Conventional image-viewing software decompresses images in their entirety before displaying them. This is impractical for high-resolution document images since the large file sizes involved typically exceed the capacity of most PCs. DjVu, on the other hand, never decompresses the entire image, but instead keeps the image in memory in a compact form and decodes only the piece displayed on the screen in real time as the user views the image. As a result, the initial view of the page loads very quickly, and the visual quality progressively improves as more bits arrive. LizardTech claim that DjVu can achieve file size reduction ratios as much as 500:1 while preserving excellent image quality.
DjVu performs "lossy" encoding and thus like JPEG and many image encoding algorithms, DjVu allows the loss of some high frequency information to achieve high compression rates.
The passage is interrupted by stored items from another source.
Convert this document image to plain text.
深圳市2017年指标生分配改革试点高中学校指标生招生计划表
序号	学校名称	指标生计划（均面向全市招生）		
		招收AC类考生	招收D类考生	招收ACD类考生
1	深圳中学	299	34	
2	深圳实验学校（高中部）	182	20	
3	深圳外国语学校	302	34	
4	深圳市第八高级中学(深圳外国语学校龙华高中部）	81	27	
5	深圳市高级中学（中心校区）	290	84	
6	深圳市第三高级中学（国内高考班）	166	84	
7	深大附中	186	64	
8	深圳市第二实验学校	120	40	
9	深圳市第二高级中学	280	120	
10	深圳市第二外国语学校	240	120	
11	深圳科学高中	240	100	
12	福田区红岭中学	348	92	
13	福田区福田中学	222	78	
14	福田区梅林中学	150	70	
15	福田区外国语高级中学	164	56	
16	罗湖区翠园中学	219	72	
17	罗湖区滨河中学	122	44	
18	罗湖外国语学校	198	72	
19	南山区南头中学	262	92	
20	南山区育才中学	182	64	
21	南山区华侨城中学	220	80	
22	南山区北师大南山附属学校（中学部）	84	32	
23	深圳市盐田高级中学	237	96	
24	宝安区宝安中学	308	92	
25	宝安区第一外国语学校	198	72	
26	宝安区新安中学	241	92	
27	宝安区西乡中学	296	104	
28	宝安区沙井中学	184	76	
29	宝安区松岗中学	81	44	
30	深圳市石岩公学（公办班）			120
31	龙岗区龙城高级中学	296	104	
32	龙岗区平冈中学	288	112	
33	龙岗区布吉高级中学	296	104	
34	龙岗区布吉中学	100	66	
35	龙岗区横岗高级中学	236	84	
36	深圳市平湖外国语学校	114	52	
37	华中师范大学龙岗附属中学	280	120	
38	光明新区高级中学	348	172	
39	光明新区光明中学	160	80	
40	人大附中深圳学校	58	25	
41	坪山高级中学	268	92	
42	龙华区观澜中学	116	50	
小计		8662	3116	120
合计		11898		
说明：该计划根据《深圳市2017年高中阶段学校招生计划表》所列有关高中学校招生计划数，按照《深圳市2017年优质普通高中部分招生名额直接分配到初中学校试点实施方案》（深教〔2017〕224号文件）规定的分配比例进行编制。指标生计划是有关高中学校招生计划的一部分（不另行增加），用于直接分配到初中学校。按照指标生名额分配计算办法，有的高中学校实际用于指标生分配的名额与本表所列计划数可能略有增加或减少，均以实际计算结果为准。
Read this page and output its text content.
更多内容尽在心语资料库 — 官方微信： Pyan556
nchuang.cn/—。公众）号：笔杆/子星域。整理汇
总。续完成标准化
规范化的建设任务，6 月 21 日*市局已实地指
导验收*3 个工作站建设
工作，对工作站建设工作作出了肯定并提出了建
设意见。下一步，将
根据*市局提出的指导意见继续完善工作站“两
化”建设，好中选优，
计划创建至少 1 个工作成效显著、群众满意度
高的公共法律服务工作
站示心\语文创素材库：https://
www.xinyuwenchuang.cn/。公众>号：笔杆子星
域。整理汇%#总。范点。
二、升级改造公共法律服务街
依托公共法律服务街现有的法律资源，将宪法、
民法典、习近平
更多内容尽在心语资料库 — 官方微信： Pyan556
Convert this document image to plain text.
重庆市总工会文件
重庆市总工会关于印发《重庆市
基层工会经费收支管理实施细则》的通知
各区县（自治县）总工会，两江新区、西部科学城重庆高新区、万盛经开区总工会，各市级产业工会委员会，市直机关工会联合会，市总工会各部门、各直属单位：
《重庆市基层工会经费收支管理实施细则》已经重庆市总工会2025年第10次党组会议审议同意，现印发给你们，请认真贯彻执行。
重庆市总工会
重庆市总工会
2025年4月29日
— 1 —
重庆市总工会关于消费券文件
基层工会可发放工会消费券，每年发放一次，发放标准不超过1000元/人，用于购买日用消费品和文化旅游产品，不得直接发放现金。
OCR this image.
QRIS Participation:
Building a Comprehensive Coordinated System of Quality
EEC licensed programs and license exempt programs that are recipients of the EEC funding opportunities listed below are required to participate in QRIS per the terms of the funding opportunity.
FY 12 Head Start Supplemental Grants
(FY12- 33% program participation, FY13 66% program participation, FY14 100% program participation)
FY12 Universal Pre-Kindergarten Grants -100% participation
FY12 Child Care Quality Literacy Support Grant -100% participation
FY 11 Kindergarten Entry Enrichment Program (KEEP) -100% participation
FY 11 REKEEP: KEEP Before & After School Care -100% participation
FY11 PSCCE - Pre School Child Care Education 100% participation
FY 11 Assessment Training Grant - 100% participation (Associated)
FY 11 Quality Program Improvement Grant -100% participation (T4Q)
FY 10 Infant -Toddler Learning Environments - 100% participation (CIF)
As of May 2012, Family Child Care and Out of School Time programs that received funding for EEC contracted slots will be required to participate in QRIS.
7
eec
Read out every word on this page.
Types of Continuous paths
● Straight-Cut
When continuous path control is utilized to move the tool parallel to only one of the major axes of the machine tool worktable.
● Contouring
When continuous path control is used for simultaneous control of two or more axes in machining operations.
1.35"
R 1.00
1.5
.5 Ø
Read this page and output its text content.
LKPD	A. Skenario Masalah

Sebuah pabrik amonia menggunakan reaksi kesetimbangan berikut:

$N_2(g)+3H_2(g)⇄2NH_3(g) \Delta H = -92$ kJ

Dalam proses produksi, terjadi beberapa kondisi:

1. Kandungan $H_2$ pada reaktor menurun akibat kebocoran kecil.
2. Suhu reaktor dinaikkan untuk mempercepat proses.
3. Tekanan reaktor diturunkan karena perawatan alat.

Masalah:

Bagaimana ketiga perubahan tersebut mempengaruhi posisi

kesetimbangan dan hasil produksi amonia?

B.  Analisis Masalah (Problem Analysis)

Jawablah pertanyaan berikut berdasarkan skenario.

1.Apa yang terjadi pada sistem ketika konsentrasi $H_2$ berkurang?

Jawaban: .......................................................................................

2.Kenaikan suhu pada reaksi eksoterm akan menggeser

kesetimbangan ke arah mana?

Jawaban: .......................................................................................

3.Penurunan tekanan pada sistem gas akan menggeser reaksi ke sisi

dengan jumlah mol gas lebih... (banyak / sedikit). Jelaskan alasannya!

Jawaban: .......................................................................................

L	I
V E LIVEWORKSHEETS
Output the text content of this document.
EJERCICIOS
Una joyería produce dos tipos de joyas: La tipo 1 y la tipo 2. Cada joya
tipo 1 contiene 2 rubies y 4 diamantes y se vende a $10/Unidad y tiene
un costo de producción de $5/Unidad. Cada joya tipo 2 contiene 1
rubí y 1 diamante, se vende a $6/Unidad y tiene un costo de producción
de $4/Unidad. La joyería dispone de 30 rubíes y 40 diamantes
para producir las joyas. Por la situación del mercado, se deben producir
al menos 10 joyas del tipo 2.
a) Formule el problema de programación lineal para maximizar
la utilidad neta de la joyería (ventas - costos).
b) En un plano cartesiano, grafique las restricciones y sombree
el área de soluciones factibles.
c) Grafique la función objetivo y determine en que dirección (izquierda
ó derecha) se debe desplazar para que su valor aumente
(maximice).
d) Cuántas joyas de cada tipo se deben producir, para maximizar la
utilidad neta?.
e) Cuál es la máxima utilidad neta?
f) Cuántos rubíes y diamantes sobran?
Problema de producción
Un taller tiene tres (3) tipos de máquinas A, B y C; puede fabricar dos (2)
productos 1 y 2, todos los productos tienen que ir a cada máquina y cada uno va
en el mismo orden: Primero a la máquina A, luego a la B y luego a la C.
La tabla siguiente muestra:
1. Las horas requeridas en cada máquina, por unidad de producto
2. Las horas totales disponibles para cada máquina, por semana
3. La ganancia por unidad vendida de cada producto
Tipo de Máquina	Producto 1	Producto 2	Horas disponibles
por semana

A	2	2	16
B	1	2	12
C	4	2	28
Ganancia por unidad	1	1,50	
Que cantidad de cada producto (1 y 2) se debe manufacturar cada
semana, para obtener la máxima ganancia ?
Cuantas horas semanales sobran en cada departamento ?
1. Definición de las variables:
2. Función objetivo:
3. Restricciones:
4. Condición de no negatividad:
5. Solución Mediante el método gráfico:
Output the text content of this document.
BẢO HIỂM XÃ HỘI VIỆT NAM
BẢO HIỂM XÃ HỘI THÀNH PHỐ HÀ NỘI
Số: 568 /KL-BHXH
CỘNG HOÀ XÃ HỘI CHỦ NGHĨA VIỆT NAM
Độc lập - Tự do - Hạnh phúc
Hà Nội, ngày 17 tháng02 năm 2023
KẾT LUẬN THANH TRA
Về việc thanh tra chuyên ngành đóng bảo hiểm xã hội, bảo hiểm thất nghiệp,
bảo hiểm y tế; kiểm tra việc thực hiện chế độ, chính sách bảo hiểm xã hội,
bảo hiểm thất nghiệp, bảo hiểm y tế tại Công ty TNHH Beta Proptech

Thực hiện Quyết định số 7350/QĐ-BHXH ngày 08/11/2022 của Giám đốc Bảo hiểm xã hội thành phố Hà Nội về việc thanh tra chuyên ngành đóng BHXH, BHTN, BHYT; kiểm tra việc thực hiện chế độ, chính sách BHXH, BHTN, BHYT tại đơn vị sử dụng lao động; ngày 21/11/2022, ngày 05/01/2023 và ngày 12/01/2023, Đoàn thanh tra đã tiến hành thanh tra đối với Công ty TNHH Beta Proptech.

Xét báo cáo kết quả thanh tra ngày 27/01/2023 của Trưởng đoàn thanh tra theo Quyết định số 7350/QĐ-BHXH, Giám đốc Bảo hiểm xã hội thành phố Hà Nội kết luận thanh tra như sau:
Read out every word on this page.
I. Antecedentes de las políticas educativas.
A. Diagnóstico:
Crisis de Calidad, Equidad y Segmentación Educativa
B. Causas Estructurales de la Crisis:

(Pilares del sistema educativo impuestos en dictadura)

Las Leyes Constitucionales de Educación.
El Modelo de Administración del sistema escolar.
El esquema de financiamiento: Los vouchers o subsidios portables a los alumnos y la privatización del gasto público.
However, unlike JPEG, this is not done at the expense of document readability.
DjVu documents can be created directly from images produced by a scanner or in the commercial version optical character recognition (OCR) technology may be employed to convert text images to machine readable text.
4. Further Information and Downloads [top]
You will need to download and install the MrSID or DjVu 'plug-ins', respectively, for your Internet browser before you can view MrSID or DjVu files that are on your computer. However if the files exist on a host server then it is likely that the host server will do all the necessary work at the server end and deliver results direct to your browser without the need for a plug-in. Try it and see!
Examples of the National Library of Scotland excellent map collection are available in MrSID format
5. Update January 2005 [top]
The MrSid format continues to be used for certain specialist sites like the National Library of Scotland map collection referred to in the previous section. However, the DjVu format has not been taken up generally for a number of reasons and it is beyond the scope of this article to discuss these. Furthermore, the Adobe Acrobat PDF writing software now has vastly improved image compression technology from Version 6 onwards - see Guidelines No 8. The Adobe Acrobat software now uses the JPEG2000 standard for photographs and JBIG2 for text and line art (Professional version only). The DjVu format is capable of producing smaller file sizes than these methods and so may still be of use in certain applications. However, the universal acceptance of PDF documents means that the DjVu is unlikely to achieve its early promise. If sufficient compression can be achieved using the Adobe Acrobat PDF (Professional) software then this is probably the best approach to use as the Acrobat Reader software is now found on most computers.
6. Concluding Remarks [top]
The use of high compression, high resolution digital image techniques is becoming more widespread. The MrSID file format developed by LizardTech Inc. is a useful standard for, large format, high resolution applications such as maps and pictures. The DjVu document format also from LizardTech Inc. is probably the best approach where very high compression is demanded but it appeared to have been eclipsed by the latest Adobe Acrobat PDF writing software for general use.